Highly commended — Practising and retired doctors category

When I first met him, Jack was in a hospital bed, tired with cool feet. A small hand-held AM radio was at his bedside softly playing golden oldies, though the radio itself did not appear old. Even in bed, his heavy frame, built to last, showed how mighty a force he had been in his prime. His chief complaint was progressively worsening fatigue, which he blamed on his age. But his physical examination suggested otherwise: the soft, whining systolic murmur; the left ventricular heave; the tell-tale carotid upstroke that felt as though it was grunting against the dead weight of an old refrigerator. All these signs bore evidence of his diagnosis: calcific aortic stenosis. His was a stolid, stubborn valve with hinges rusted quiet, though he was, as he said, old.

Still, he was mentally clear. He spoke about symptoms present or absent, about his medical history, his life and his priorities. His wife of 63 years had dementia and he was her primary carer. He described his daily routine in detail, attending her needs and the needs of the house he had built with his bare hands, making every single brick himself when he was still young and strong. He said the brick-making helped him get on with his life after the war; helped him pick up the pieces, to emotionally repair and nurse wounds without much fuss.

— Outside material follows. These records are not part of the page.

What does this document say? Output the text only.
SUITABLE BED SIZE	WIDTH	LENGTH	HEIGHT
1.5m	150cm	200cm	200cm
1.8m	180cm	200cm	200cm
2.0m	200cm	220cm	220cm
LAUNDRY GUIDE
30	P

“Was it worth the trouble?” I asked. “Trouble?” he asked dryly, “what trouble?”

My job for him was brief: I confirmed the diagnosis and spoke to the interventional cardiologist, who was happy to help. The risks of the procedure were made clear, as well as the benefits — this was purely to make him feel better and would not add a single day to his life. Jack listened carefully, thanking everyone for their bother and accepted the stated risks in order to continue helping his wife. He had no other reasons. With no further need for me, I signed off on his case.

The endovascular repair of his valve, an expensive exchange for quality of days, went off without any technical glitch; but, of course, things are never that simple. There are always risks not included in the brochure. Neutropenia developed, a complication of a pre-existing problem, followed by nosocomial pneumonia. A month later, I slipped past him in the hallway working with a physiotherapist. He looked frail, feeble and destined to fail. I thought he was finished.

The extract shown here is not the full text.